MAD DAYS : sensibiliser aux maladies psychiques à travers la création artistique

France 3 Ile de France, Isabelle Audin, Publié le 12/10/2014

http://france3-regions.francetvinfo.fr/paris-ile-de-france/2014/10/12/mad-d…

Les MAD DAYS des 10 et 11 octobre marquent la première manifestation d’ampleur organisée en Île-de-France à l’occasion de la Journée mondiale de la santé mentale.

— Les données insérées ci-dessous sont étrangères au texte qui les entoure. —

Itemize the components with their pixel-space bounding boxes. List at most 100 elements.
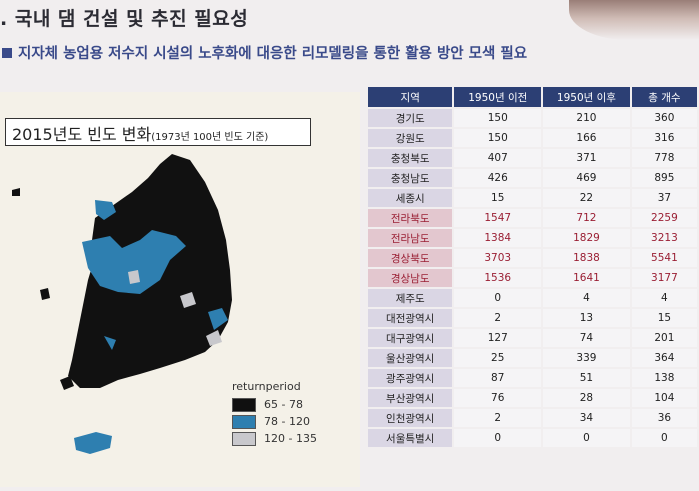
jeju-island: [74, 432, 112, 454]
before-1950-cell: 25: [454, 349, 542, 367]
blue-region-south-coast: [208, 308, 228, 330]
subtitle: 지자체 농업용 저수지 시설의 노후화에 대응한 리모델링을 통한 활용 방안 …: [2, 42, 527, 63]
region-cell: 광주광역시: [368, 369, 453, 387]
legend-label: 120 - 135: [264, 432, 317, 445]
region-cell: 부산광역시: [368, 389, 453, 407]
region-cell: 충청남도: [368, 169, 453, 187]
region-cell: 대구광역시: [368, 329, 453, 347]
after-1950-cell: 22: [543, 189, 630, 207]
subtitle-text: 지자체 농업용 저수지 시설의 노후화에 대응한 리모델링을 통한 활용 방안 …: [18, 46, 528, 62]
before-1950-cell: 1547: [454, 209, 542, 227]
before-1950-cell: 2: [454, 309, 542, 327]
table-row: 울산광역시 25 339 364: [368, 349, 697, 367]
after-1950-cell: 210: [543, 109, 630, 127]
table-row: 경상남도 1536 1641 3177: [368, 269, 697, 287]
region-cell: 제주도: [368, 289, 453, 307]
map-title-note: (1973년 100년 빈도 기준): [151, 132, 269, 143]
table-header-row: 지역 1950년 이전 1950년 이후 총 개수: [368, 87, 697, 107]
legend-swatch-black: [232, 397, 256, 412]
map-title-box: 2015년도 빈도 변화(1973년 100년 빈도 기준): [5, 118, 311, 146]
header-decoration: [569, 0, 699, 40]
table-row: 강원도 150 166 316: [368, 129, 697, 147]
total-cell: 5541: [631, 249, 697, 267]
legend-label: 65 - 78: [264, 398, 303, 411]
table-row: 대구광역시 127 74 201: [368, 329, 697, 347]
total-cell: 37: [631, 189, 697, 207]
region-cell: 강원도: [368, 129, 453, 147]
after-1950-cell: 74: [543, 329, 630, 347]
header-region: 지역: [368, 87, 453, 107]
table-row: 전라남도 1384 1829 3213: [368, 229, 697, 247]
region-cell: 경기도: [368, 109, 453, 127]
region-cell: 대전광역시: [368, 309, 453, 327]
after-1950-cell: 1838: [543, 249, 630, 267]
table-body: 경기도 150 210 360 강원도 150 166 316 충청북도 407 371 778 충청남…: [368, 109, 697, 447]
header-before-1950: 1950년 이전: [454, 87, 542, 107]
table-row: 제주도 0 4 4: [368, 289, 697, 307]
before-1950-cell: 150: [454, 129, 542, 147]
total-cell: 360: [631, 109, 697, 127]
map-title: 2015년도 빈도 변화: [12, 125, 152, 144]
header-after-1950: 1950년 이후: [543, 87, 630, 107]
gray-region-daejeon: [128, 270, 140, 284]
korea-map: [12, 154, 232, 454]
after-1950-cell: 166: [543, 129, 630, 147]
before-1950-cell: 76: [454, 389, 542, 407]
gray-region-daegu: [180, 292, 196, 308]
table-row: 세종시 15 22 37: [368, 189, 697, 207]
legend-label: 78 - 120: [264, 415, 310, 428]
total-cell: 895: [631, 169, 697, 187]
region-cell: 경상남도: [368, 269, 453, 287]
legend-title: returnperiod: [232, 380, 301, 393]
reservoir-table: 지역 1950년 이전 1950년 이후 총 개수 경기도 150 210 360 강원…: [366, 85, 699, 449]
total-cell: 778: [631, 149, 697, 167]
region-cell: 서울특별시: [368, 429, 453, 447]
region-cell: 울산광역시: [368, 349, 453, 367]
after-1950-cell: 28: [543, 389, 630, 407]
after-1950-cell: 1641: [543, 269, 630, 287]
total-cell: 364: [631, 349, 697, 367]
region-cell: 전라북도: [368, 209, 453, 227]
table-row: 광주광역시 87 51 138: [368, 369, 697, 387]
after-1950-cell: 371: [543, 149, 630, 167]
before-1950-cell: 150: [454, 109, 542, 127]
after-1950-cell: 4: [543, 289, 630, 307]
after-1950-cell: 712: [543, 209, 630, 227]
total-cell: 138: [631, 369, 697, 387]
table-row: 경기도 150 210 360: [368, 109, 697, 127]
bullet-square-icon: [2, 48, 12, 58]
before-1950-cell: 3703: [454, 249, 542, 267]
table-row: 서울특별시 0 0 0: [368, 429, 697, 447]
total-cell: 0: [631, 429, 697, 447]
total-cell: 4: [631, 289, 697, 307]
before-1950-cell: 1536: [454, 269, 542, 287]
region-cell: 경상북도: [368, 249, 453, 267]
legend-item: 78 - 120: [232, 413, 317, 430]
after-1950-cell: 469: [543, 169, 630, 187]
legend-item: 120 - 135: [232, 430, 317, 447]
table-row: 전라북도 1547 712 2259: [368, 209, 697, 227]
table-row: 부산광역시 76 28 104: [368, 389, 697, 407]
legend-item: 65 - 78: [232, 396, 317, 413]
region-cell: 세종시: [368, 189, 453, 207]
after-1950-cell: 1829: [543, 229, 630, 247]
before-1950-cell: 127: [454, 329, 542, 347]
table-row: 충청북도 407 371 778: [368, 149, 697, 167]
region-cell: 인천광역시: [368, 409, 453, 427]
map-legend: returnperiod 65 - 78 78 - 120 120 - 135: [232, 380, 317, 447]
header-total: 총 개수: [631, 87, 697, 107]
before-1950-cell: 1384: [454, 229, 542, 247]
before-1950-cell: 426: [454, 169, 542, 187]
total-cell: 201: [631, 329, 697, 347]
after-1950-cell: 34: [543, 409, 630, 427]
legend-swatch-blue: [232, 414, 256, 429]
table-row: 충청남도 426 469 895: [368, 169, 697, 187]
total-cell: 36: [631, 409, 697, 427]
before-1950-cell: 0: [454, 289, 542, 307]
blue-region-gyeonggi: [95, 200, 116, 220]
total-cell: 316: [631, 129, 697, 147]
region-cell: 전라남도: [368, 229, 453, 247]
after-1950-cell: 13: [543, 309, 630, 327]
total-cell: 104: [631, 389, 697, 407]
blue-region-chungcheong: [82, 230, 186, 294]
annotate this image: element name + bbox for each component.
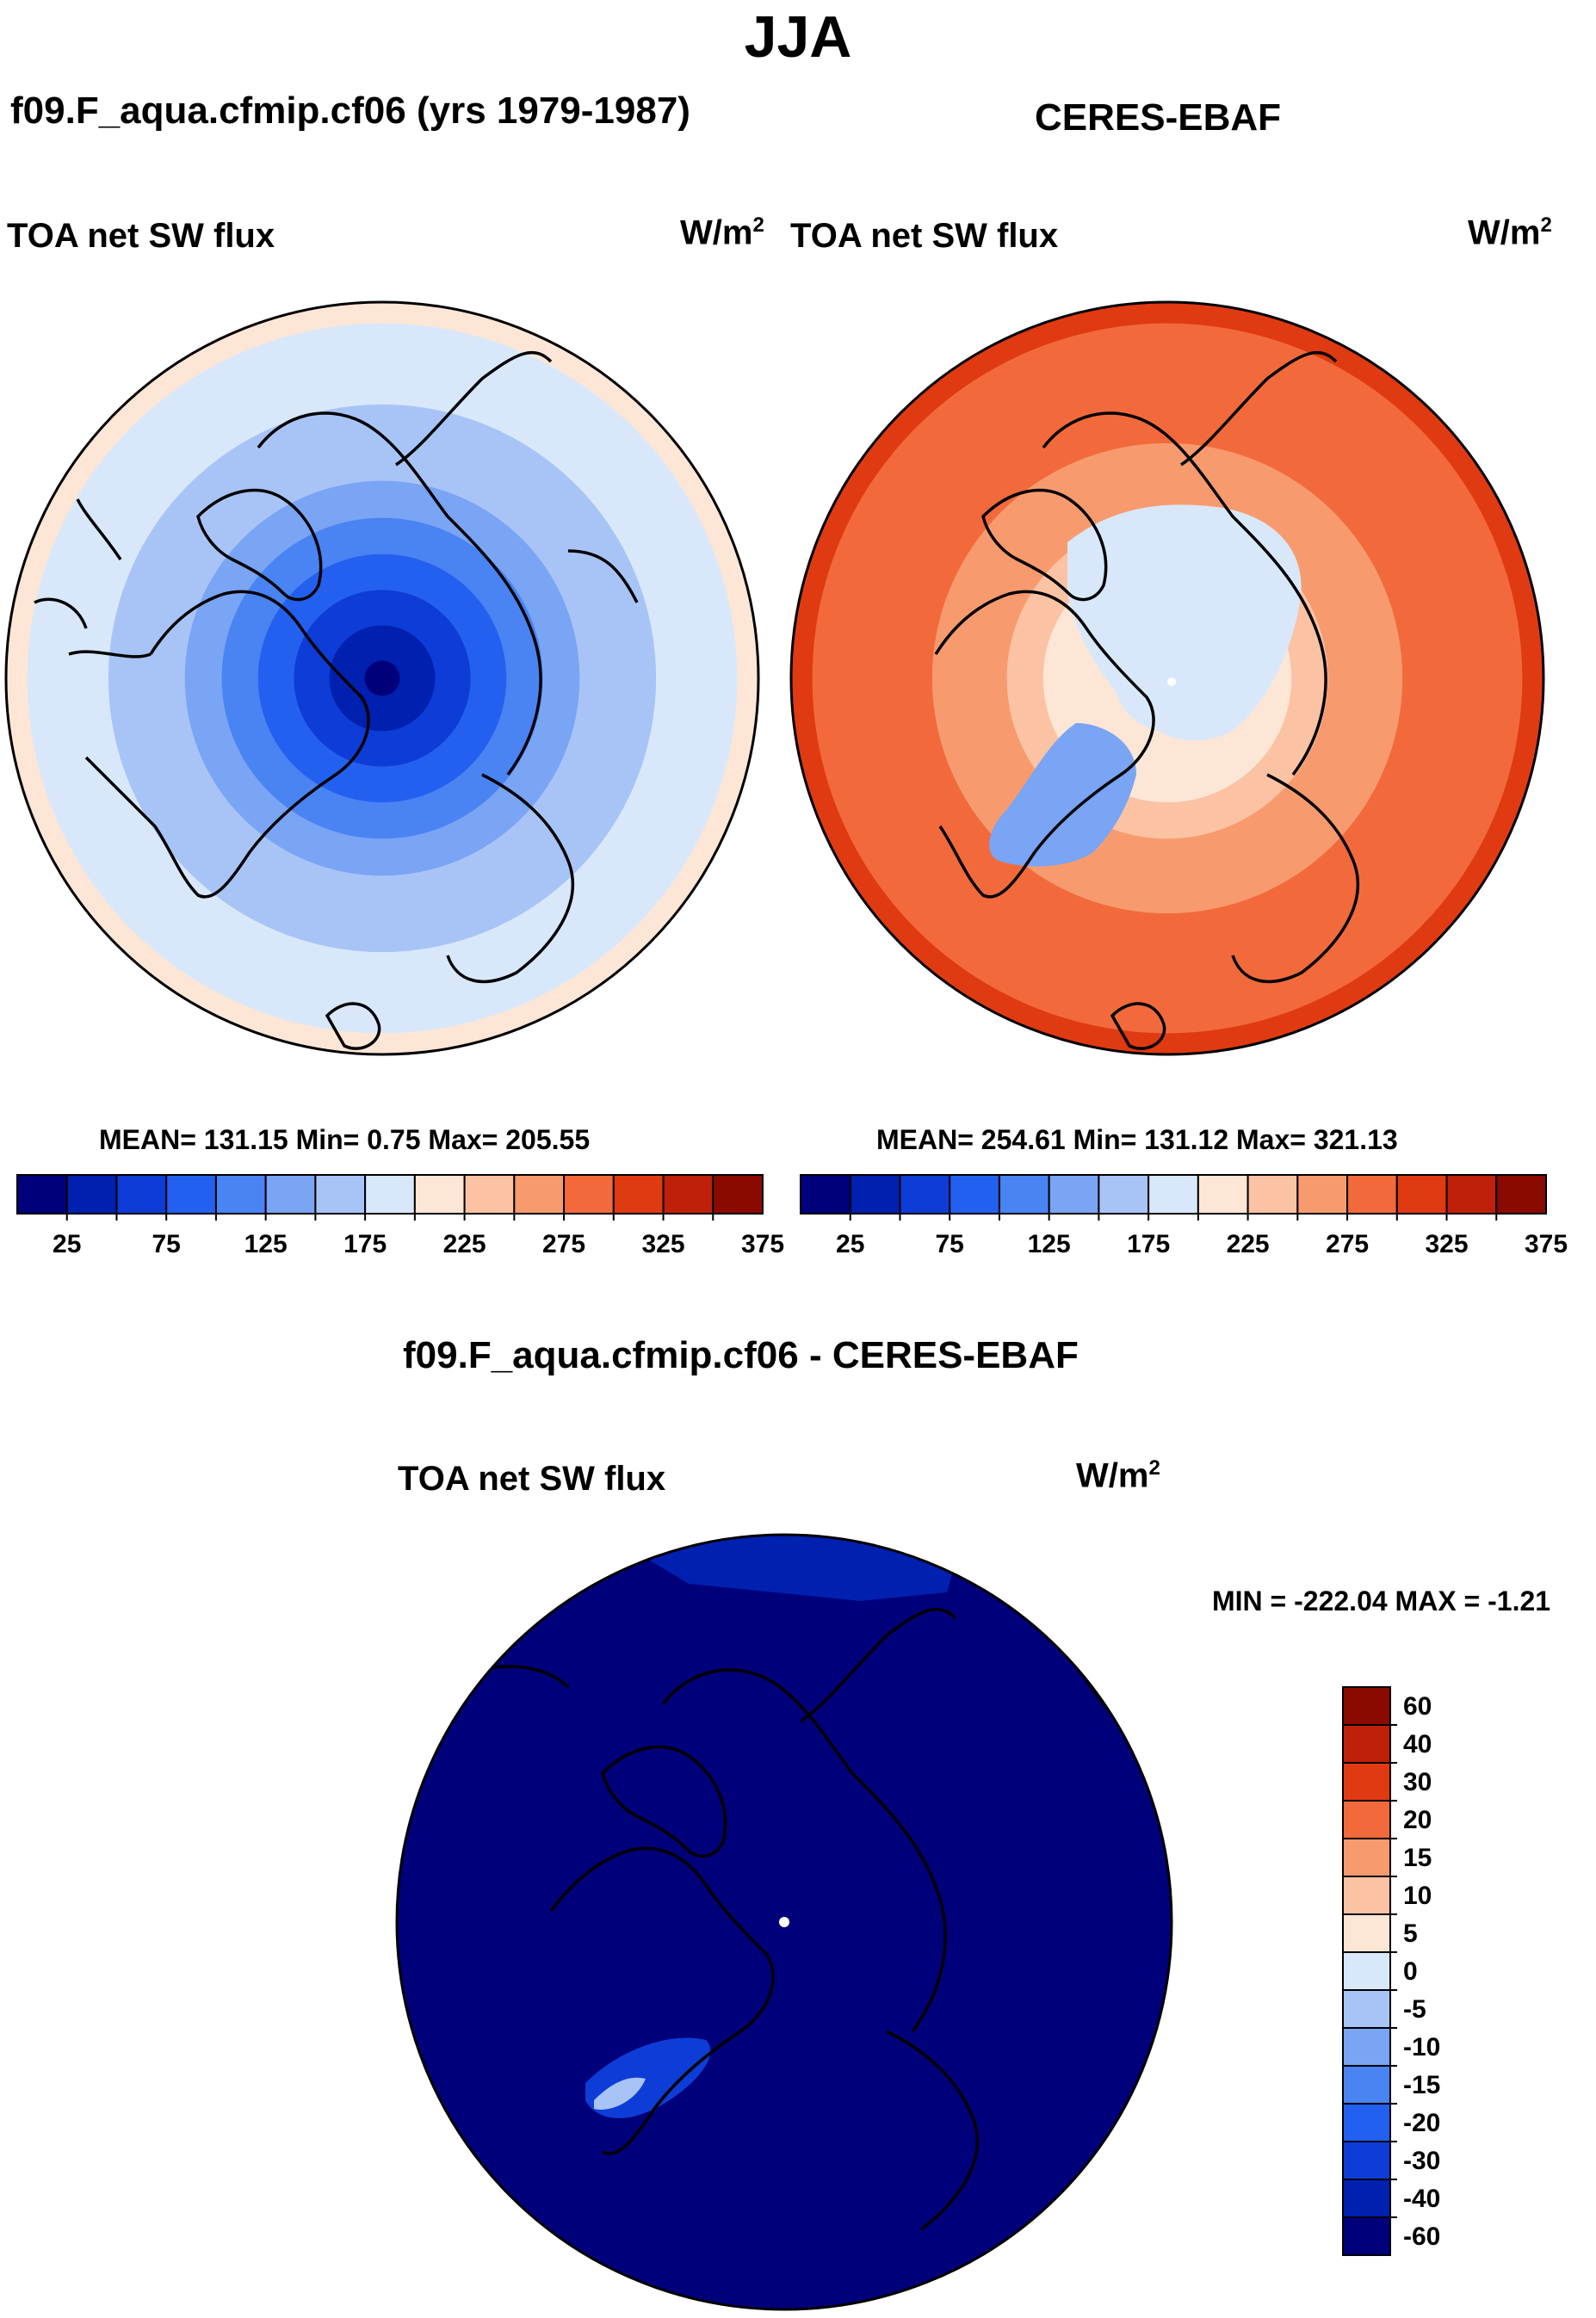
model-colorbar-box [364,1174,416,1215]
diff-colorbar-label: -5 [1403,1995,1426,2024]
obs-variable-label: TOA net SW flux [790,217,1059,255]
obs-colorbar-label: 25 [836,1230,864,1258]
obs-coastlines [934,350,1359,1050]
diff-colorbar-label: 5 [1403,1919,1418,1948]
diff-colorbar-box [1342,1876,1391,1915]
model-colorbar-label: 325 [642,1230,685,1258]
model-colorbar-box [712,1174,764,1215]
model-colorbar-box [115,1174,168,1215]
model-colorbar-label: 75 [152,1230,181,1258]
obs-colorbar-box [949,1174,1000,1215]
diff-colorbar-box [1342,2103,1391,2142]
model-coastlines [34,350,639,1050]
diff-colorbar-box [1342,1989,1391,2029]
diff-colorbar-label: -20 [1403,2109,1440,2137]
diff-colorbar-label: -40 [1403,2185,1440,2213]
obs-colorbar-box [1098,1174,1150,1215]
diff-colorbar-box [1342,1762,1391,1802]
diff-colorbar-label: 20 [1403,1806,1432,1834]
diff-min-max: MIN = -222.04 MAX = -1.21 [1212,1586,1551,1616]
model-colorbar-box [662,1174,714,1215]
model-colorbar-label: 175 [343,1230,387,1258]
diff-colorbar-box [1342,1913,1391,1953]
main-title: JJA [744,4,852,70]
diff-colorbar-label: 30 [1403,1768,1432,1796]
obs-colorbar-label: 125 [1028,1230,1071,1258]
diff-colorbar-box [1342,1686,1391,1726]
model-colorbar-label: 375 [741,1230,784,1258]
obs-colorbar-box [1197,1174,1249,1215]
diff-colorbar-box [1342,1800,1391,1839]
model-panel-title: f09.F_aqua.cfmip.cf06 (yrs 1979-1987) [10,90,690,132]
obs-colorbar-box [849,1174,901,1215]
obs-colorbar-label: 75 [936,1230,964,1258]
diff-top-patch [603,1535,964,1601]
diff-map-border [395,1533,1173,2311]
model-colorbar-box [612,1174,665,1215]
model-colorbar-box [463,1174,516,1215]
diff-panel-title: f09.F_aqua.cfmip.cf06 - CERES-EBAF [403,1334,1079,1376]
model-colorbar-label: 225 [443,1230,486,1258]
diff-colorbar-box [1342,2179,1391,2218]
obs-patches [989,504,1302,867]
diff-colorbar-label: -30 [1403,2147,1440,2175]
diff-colorbar-box [1342,2027,1391,2067]
obs-colorbar-label: 225 [1227,1230,1270,1258]
diff-colorbar-label: 10 [1403,1882,1432,1910]
model-colorbar-label: 275 [542,1230,585,1258]
diff-colorbar-label: -15 [1403,2071,1440,2099]
model-colorbar-box [513,1174,566,1215]
diff-colorbar-label: -60 [1403,2222,1440,2251]
diff-colorbar-label: 15 [1403,1844,1432,1872]
model-map-border [4,300,760,1056]
model-colorbar-label: 125 [244,1230,288,1258]
obs-colorbar-box [1048,1174,1100,1215]
model-colorbar-label: 25 [53,1230,81,1258]
obs-pole-marker [1167,677,1176,686]
diff-variable-label: TOA net SW flux [398,1460,666,1498]
diff-pole-marker [779,1917,789,1927]
model-stats: MEAN= 131.15 Min= 0.75 Max= 205.55 [99,1124,591,1155]
diff-colorbar-box [1342,1951,1391,1991]
obs-colorbar-label: 275 [1326,1230,1369,1258]
obs-panel-title: CERES-EBAF [1035,96,1282,139]
obs-map-border [789,300,1545,1056]
diff-colorbar-label: 40 [1403,1730,1432,1759]
obs-colorbar-box [1495,1174,1548,1215]
obs-colorbar-label: 375 [1525,1230,1568,1258]
diff-colorbar-box [1342,2216,1391,2256]
model-colorbar-box [563,1174,615,1215]
model-units-label: W/m2 [680,213,764,252]
diff-colorbar-box [1342,2141,1391,2180]
model-colorbar-box [314,1174,367,1215]
diff-units-label: W/m2 [1076,1456,1160,1495]
diff-colorbar-label: 0 [1403,1957,1418,1986]
obs-colorbar-label: 175 [1127,1230,1170,1258]
obs-colorbar-box [1296,1174,1349,1215]
diff-colorbar-label: 60 [1403,1692,1432,1721]
diff-colorbar-box [1342,2065,1391,2105]
obs-units-label: W/m2 [1468,213,1552,252]
obs-colorbar-box [1395,1174,1448,1215]
model-colorbar-box [264,1174,317,1215]
diff-colorbar-box [1342,1838,1391,1877]
obs-stats: MEAN= 254.61 Min= 131.12 Max= 321.13 [876,1124,1398,1155]
obs-colorbar-box [1346,1174,1398,1215]
model-variable-label: TOA net SW flux [7,217,275,255]
model-colorbar-box [16,1174,68,1215]
model-band-90 [364,660,400,696]
diff-colorbar-label: -10 [1403,2033,1440,2061]
obs-colorbar-label: 325 [1426,1230,1469,1258]
diff-greenland-core [594,2077,646,2110]
model-contour-bands [6,302,758,1054]
diff-colorbar-box [1342,1724,1391,1764]
model-colorbar-box [165,1174,217,1215]
model-colorbar-box [214,1174,267,1215]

Cet événement culturel est organisé par l’ARS Île-de-France*, la Fnapsy** et l’Unafam***. Il est ouvert à tous et a pour objectif de sensibiliser aux maladies psychiques à travers la création artistique.

Balayer les idées reçues sur la maladie mentale et dédramatiser les peurs que provoquent certains troubles psychiques. C'est l'objectif des Mad Days, organisé pour la première fois en Ile-de-France.

Grâce à la création artistique, les associations proposent un autre regard sur cette maladie, mais aussi d'aider les malades à sortir de leur isolement.

Les troubles psychiques touchent 1 personne sur 5  au cours de sa vie (schizophrénie, troubles bipolaires, dépression sévère, troubles obsessionnels compulsifs, notamment).

Les maladies psychiques représenteront, à l’horizon 2020, la première cause de handicap dans le monde, selon l’OMS. Pourtant, les personnes concernées sont trop souvent victimes de discrimination, de rejet et d’isolement.